今年は明治学院創設者ヘボン博士生誕200年記念の年にあたり、明治学院大学キリスト教研究所と明治学院同窓会の後援をいただきながら、当ゼミ主催による「朗読劇『誇る者は主を誇れ』― ヘボンと是清―」を2015年11月28日(土)明治学院小チャペルにて上演しました。当日は快晴に恵まれ、86名という多くの方々にご来場いただきました。小チャペルの中は、荘厳な雰囲気に包まれ、あたかも時は1800年代、1900年代初頭にタイムスリップしたかのようなステージでした。
脚本を書いた、にいくらせいこさんはゼミ生で、中島先生ご指導のもと、『ヘボン在日書簡全集』を中心にヘボン研究に取り組み、戯曲を創作されました。これはゼミにおける大きな成果と考えます。
今回の上演に先立ち、ゼミ活動の一環として2014年12月17日に先生とゼミ生で朗読会を行いました。その後、ゼミ生間に是非他の方々にもお伝えしたいという思いが高まり、有志で練習を始めました。やがて、本格的に上演を目指すことになり、本学卒業生で演劇部OBであり、現在は劇団民藝の演出家をされている兒玉庸策氏に演出を依頼しました。メインキャストのヘボン博士役は明治学院大学学長補佐の岩谷英昭さんが引き受けてくださいました。演劇部OBが2名、ゼミからは5名が出演。他のゼミ生は準備の段階等で協力しました。

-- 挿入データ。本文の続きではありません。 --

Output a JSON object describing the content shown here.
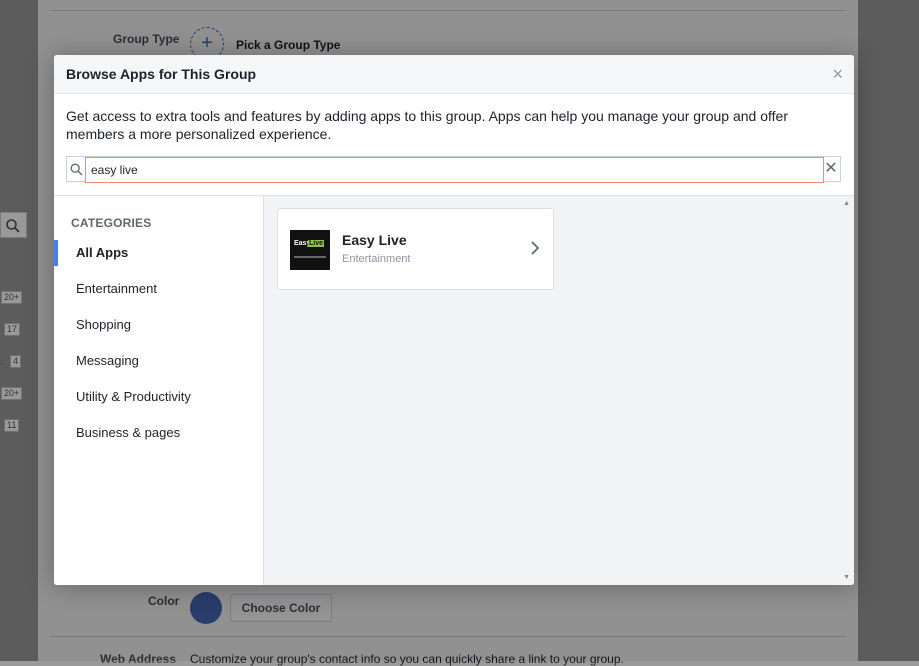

インブリー館二階における9回の練習を重ねるうちに、間の取り方、発声の強弱、役の人物の背景を想像すること、行間を読み取ること等、各人の課題が次から次へと出てきました。いつも兒玉氏の的確なご指導をいただきました。
ヘボン博士は米国長老教会伝道局から宣教医として派遣され、1859年10月18日にクララ夫人を伴なって神奈川に上陸しました。1863年にヘボン塾を開校し、当塾からは高橋是清をはじめ、林董、益田孝、鈴木知雄、三宅秀、佐藤百太郎、早矢仕有的、沼間守一など、政界、実業界、医学、教育の分野など多方面で活躍された方々を輩出しました。同博士は、医学生教育と施療を担当し、ヘボン塾での英語教育は主に同夫人によるものでした。生徒たちは同夫人から愛情深く教育を受け、本当の母親のような存在だったようです。

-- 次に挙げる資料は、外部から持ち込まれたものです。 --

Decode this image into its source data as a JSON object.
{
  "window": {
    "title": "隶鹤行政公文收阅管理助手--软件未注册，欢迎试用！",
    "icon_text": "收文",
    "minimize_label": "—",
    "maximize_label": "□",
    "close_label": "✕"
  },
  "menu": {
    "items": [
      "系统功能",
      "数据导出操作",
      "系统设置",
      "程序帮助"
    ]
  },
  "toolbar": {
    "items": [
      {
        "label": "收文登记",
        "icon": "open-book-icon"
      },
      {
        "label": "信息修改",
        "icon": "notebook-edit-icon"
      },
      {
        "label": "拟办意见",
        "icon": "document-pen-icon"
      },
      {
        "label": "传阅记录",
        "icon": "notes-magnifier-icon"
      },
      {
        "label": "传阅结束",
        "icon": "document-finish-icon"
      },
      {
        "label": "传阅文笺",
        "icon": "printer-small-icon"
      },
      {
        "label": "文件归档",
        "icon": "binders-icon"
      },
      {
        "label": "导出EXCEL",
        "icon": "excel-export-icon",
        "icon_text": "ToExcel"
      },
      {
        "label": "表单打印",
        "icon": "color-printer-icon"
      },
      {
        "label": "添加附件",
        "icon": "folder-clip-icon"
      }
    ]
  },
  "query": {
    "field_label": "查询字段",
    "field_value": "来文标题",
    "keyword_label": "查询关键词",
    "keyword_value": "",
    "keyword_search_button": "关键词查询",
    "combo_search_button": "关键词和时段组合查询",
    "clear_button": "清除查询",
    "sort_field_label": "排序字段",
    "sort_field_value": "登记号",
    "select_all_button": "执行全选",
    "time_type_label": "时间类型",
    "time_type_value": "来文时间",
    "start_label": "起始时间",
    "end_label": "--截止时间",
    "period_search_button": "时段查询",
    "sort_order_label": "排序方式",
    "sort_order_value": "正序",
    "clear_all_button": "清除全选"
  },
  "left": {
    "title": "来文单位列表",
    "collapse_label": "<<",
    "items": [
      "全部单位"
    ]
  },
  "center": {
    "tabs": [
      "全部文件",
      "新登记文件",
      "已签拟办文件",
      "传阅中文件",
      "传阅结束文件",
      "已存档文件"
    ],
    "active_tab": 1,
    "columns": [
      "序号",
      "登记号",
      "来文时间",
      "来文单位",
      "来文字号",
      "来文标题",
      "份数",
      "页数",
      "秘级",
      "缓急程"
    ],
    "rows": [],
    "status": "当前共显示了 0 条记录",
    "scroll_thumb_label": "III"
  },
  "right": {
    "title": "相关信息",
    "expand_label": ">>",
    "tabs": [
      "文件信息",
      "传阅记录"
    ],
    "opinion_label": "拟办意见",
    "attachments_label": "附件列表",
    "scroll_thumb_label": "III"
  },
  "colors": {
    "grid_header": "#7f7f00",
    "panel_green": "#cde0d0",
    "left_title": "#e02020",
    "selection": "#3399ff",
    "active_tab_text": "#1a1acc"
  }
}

帰国後、ニュージャージー州イーストオレンジに隠居された同博士は、訪れた高橋是清に言いました。それはパウロの言葉「誇る者は主を誇れ」でした。「たとえあなたが日本の頂点に立っても、それは主があなたを用いてくださっているのだから常に主に感謝して、誇る者は主のみである」と。日本における同博士の数えきれないほどの業績は、そして日本人への愛は、すべて主のお導きだと同博士は言われているのです。

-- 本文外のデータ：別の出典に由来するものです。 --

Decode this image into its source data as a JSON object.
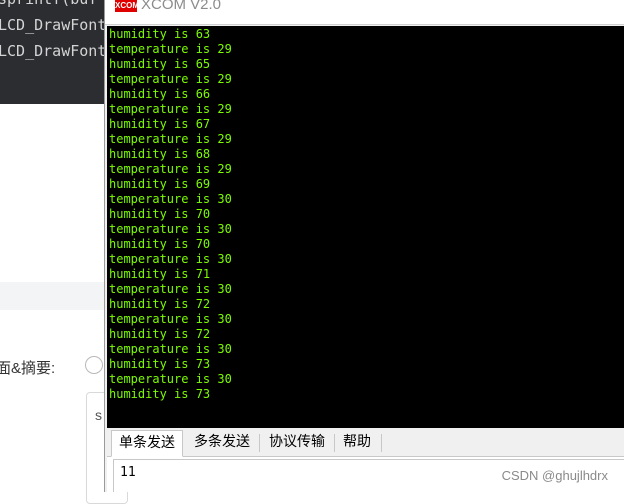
{
  "background": {
    "code_lines": [
      "sprintf(buf",
      "LCD_DrawFont",
      "LCD_DrawFont"
    ],
    "summary_label": "面&摘要:",
    "input_partial": "s"
  },
  "xcom": {
    "logo_text": "XCOM",
    "title": "XCOM V2.0",
    "receive_lines": [
      "humidity is 63",
      "temperature is 29",
      "humidity is 65",
      "temperature is 29",
      "humidity is 66",
      "temperature is 29",
      "humidity is 67",
      "temperature is 29",
      "humidity is 68",
      "temperature is 29",
      "humidity is 69",
      "temperature is 30",
      "humidity is 70",
      "temperature is 30",
      "humidity is 70",
      "temperature is 30",
      "humidity is 71",
      "temperature is 30",
      "humidity is 72",
      "temperature is 30",
      "humidity is 72",
      "temperature is 30",
      "humidity is 73",
      "temperature is 30",
      "humidity is 73"
    ],
    "tabs": [
      "单条发送",
      "多条发送",
      "协议传输",
      "帮助"
    ],
    "active_tab": "单条发送",
    "send_value": "11",
    "terminal_text_color": "#7cfc00",
    "terminal_bg_color": "#000000",
    "logo_color": "#e00000"
  },
  "watermark": "CSDN @ghujlhdrx"
}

劇中で矢野隆山は宣教師 J・H・バラから洗礼を受け、日本のプロテスタント信者第一号になったとき、「初穂」という言葉がありました。私たちのこの朗読劇も同博士を敬愛し、多くの方々に伝えていくという意味において、私たちの中では初穂かも知れません。
そして最後の場面は特に感動的でした。同博士を囲み、送る言葉が述べられた後、ロバート・ブラウニングの神聖な詩の朗読がありました。その後、出演者全員による讃美歌403番を歌う場面では、グリークラブの現役学生、OBOGの方々のコーラスが加わり、その聖なる調べは満場の皆さまの心に届けられました。
ヘボン博士と、最高のパートナーであり生涯の同労者であるクララ夫人がキリスト教禁教の日本で種を蒔かれ、豊かな実りを得た時のことを知り、明治学院に学んだ私たちは「ヘボンの子」として、この教えを継承していかなければならないと思います。